A personal principle I have is that you cannot contain secrets because they inevitably leak. So the starting assumption must be, can you deal with a leak?

I imagine that they would have had similar conversations when the corporates joined the "club" for getting information. What is the downside to participating in this? Maybe you get shits from media for a bit and then everyone forgets and you carry on in your business.

Having come from another country, I am truly glad that US residents are far more sensitive (therefore downsides are higher for US corporates), Chinese people for example, don't care as much and as a result corporates can get away with more and consciously choose to do more


Far more sensitive? I doubt that they care that other countries suffer from it, after all "everybody spies".


One seemingly trivial (but potentially significant) thing about Greenwald and Obidyar's new venture that just bugs me is that "The Intercept" doesn't have its own domain name, and instead appears as a subdirectory inside of the firstlook.org site.

I know that First Look Media is going to play host to more than just this one publication (if you look at the homepage, there is a blog post from Matt Taibbi talking about his new collaboration with the organization), but that arrangement is not unique to First Look. It doesn't take a lot of effort to come up with a whole host of publications that operate under larger corporate umbrellas but which are accessible via their own independent domain name, even when they share resources with other sites. And I can't think of a single publication that is set up the way that The Intercept is.

I'm a longtime Greenwald reader (back from when he first joined Salon.com), and yet I don't think I have visited The Intercept's homepage directly (typing out the url myself) even once since it got off the ground. I don't know why I haven't; I guess it just feels amateurish to nest a substantive news site inside a boring corporate holding company website. It feels like they don't care about building "The Intercept" as a meaningful brand, and as a result I probably don't want to build any personal loyalty to a brand that feels like it might just go away. I say this as someone who completely supports the effort.

I also wonder how this might impact their search results, given that the firstlook.org homepage is effectively a non-entity, and each subdirectory will need to be separately indexed as separate site (for instance, firstlook.org/theinterscept/ has its own sitemap.xml).

What's even weirder to me is that it seems like they even own theintercept.com, which is currently redirecting to firstlook.org/theintercept/. Why don't they use it? It can't only be me. This has to be affecting their readership.

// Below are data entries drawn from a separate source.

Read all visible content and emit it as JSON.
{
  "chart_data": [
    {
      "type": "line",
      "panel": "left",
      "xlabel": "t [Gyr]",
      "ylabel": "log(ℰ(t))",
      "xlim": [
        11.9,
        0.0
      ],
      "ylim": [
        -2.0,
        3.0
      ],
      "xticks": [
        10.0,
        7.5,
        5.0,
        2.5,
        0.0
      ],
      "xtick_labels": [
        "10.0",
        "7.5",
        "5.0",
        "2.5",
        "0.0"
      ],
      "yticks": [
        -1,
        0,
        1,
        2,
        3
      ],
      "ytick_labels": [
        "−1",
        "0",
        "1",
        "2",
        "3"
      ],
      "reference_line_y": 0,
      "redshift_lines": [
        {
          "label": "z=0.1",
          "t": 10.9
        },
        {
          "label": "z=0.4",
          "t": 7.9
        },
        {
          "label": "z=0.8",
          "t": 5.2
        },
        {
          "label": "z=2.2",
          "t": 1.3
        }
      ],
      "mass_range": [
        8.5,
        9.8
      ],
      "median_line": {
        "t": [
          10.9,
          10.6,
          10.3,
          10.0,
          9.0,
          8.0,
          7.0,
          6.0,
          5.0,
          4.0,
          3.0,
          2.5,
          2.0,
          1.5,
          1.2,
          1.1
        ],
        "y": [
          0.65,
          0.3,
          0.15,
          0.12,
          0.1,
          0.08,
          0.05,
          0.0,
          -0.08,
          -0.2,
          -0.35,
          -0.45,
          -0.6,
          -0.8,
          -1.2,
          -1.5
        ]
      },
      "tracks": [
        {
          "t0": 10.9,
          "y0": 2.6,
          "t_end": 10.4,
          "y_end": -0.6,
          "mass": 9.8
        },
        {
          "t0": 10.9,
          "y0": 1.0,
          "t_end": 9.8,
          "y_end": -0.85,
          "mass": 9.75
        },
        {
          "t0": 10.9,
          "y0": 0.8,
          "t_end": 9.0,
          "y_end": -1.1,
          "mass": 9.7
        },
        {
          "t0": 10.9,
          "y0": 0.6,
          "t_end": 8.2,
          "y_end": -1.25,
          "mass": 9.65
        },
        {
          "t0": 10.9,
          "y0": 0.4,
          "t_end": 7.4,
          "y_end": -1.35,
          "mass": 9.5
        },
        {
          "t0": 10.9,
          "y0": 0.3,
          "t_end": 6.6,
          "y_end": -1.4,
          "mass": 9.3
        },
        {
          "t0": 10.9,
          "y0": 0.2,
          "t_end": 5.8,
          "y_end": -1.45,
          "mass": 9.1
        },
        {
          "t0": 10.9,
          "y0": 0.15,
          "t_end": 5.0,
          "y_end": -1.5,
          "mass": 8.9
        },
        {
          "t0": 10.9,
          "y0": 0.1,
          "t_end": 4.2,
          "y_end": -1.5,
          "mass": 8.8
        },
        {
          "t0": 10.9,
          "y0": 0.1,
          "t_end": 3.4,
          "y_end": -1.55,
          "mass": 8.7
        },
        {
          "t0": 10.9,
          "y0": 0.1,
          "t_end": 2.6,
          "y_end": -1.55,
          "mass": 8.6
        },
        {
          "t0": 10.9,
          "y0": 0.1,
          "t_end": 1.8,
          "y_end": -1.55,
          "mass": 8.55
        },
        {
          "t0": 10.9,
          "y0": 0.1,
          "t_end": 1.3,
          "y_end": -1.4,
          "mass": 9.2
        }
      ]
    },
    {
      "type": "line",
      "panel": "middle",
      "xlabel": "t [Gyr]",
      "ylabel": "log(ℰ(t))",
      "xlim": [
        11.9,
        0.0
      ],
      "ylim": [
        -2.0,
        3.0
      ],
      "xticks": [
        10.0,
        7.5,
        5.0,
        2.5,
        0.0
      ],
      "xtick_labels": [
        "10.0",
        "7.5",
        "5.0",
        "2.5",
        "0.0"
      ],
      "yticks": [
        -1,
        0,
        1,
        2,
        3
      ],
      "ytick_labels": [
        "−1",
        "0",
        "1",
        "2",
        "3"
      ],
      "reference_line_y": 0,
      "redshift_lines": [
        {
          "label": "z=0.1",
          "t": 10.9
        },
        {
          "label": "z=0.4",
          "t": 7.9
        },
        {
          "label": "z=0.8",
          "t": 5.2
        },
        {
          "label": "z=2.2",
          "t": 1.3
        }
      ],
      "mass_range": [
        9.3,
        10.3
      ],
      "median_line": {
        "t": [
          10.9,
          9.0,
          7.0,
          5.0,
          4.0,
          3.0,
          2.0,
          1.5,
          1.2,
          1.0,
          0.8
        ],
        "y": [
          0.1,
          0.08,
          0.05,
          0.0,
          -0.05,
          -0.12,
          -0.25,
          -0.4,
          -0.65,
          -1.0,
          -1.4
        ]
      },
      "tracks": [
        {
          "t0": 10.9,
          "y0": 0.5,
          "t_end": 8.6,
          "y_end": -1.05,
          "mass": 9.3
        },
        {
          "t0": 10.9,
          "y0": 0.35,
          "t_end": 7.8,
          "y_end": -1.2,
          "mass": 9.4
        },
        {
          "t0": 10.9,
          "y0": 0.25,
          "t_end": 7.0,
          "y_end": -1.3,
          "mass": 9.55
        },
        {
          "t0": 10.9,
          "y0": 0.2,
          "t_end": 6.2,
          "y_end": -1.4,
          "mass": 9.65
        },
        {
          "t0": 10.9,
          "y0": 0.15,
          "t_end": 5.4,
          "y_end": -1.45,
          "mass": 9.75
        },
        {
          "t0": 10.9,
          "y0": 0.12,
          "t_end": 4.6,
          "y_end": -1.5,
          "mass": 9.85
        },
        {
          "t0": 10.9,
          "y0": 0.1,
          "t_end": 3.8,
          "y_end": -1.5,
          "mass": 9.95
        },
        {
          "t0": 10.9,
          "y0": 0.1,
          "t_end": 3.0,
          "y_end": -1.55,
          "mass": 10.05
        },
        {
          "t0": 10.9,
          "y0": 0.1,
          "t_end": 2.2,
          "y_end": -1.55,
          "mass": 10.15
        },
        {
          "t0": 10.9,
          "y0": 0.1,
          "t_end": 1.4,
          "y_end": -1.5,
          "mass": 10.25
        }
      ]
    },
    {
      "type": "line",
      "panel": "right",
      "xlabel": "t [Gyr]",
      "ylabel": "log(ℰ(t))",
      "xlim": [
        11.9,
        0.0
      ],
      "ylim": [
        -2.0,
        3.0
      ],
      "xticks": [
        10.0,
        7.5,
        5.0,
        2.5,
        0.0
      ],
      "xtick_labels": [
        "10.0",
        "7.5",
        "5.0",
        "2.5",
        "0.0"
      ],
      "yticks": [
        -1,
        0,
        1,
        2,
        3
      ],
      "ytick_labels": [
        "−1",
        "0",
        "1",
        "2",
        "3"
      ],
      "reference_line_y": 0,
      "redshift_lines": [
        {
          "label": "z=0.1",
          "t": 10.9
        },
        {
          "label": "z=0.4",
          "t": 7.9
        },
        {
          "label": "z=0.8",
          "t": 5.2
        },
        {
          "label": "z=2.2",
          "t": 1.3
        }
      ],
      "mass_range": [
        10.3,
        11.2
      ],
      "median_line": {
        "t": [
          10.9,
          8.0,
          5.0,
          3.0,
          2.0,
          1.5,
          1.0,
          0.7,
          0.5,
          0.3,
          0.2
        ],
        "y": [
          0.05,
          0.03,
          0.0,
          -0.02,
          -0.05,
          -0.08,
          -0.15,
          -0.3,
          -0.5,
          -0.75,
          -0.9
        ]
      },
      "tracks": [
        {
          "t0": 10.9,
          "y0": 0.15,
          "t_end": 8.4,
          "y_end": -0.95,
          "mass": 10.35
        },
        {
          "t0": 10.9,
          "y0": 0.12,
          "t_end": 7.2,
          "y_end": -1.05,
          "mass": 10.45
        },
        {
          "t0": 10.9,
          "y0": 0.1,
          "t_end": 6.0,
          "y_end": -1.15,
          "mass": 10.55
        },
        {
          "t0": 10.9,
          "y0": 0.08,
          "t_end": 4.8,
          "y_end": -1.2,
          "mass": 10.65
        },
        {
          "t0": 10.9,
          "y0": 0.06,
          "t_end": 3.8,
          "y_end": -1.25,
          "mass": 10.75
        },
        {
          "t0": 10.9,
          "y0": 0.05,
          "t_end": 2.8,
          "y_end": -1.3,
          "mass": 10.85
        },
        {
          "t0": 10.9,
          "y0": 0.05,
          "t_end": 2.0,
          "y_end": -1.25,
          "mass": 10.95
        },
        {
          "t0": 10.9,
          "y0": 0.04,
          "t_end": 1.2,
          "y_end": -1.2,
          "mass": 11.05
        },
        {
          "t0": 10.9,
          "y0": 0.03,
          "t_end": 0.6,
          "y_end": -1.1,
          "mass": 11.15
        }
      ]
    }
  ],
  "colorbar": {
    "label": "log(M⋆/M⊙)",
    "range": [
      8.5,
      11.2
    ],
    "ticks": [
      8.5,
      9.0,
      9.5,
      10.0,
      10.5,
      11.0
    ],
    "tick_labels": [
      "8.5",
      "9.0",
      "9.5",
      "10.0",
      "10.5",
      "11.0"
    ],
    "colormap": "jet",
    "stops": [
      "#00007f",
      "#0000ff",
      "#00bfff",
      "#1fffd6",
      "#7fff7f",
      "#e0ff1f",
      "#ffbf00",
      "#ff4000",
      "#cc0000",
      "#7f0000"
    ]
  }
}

If firstlook.org isn't the only place they intend to publish their stories, it makes perfect sense. After all, why present a single target to those who wish to censor you? I think FL wants to reach out to other journalistic entities to use their platform. In that vein, The Intercept is one channel in a network.


How is any of that relevant? Completely off-topic.


Perhaps off-topic with regards to the contents of this article, but as someone who wants to see information like this disseminated to a large audience, I think that decisions like this that may hurt that effort are relevant.

In building an audience on the web, we claw after increased traffic by playing with anything that could change user behavior. Domain names have an effect.

Maybe I'm wrong, and the specific issue I'm raising doesn't have any bearing on anything at all. But if I'm right, I think it matters. Most of the Snowden leaks are now being disseminated through The Intercept; if you care about this story you should care about the medium through which it is delivered. If you want to see these stories lead to change, you should want as many people to read them as possible.


If it's a "secret plan", how do they know about it?


I always valued HN over reddit. Obviously I'm wrong.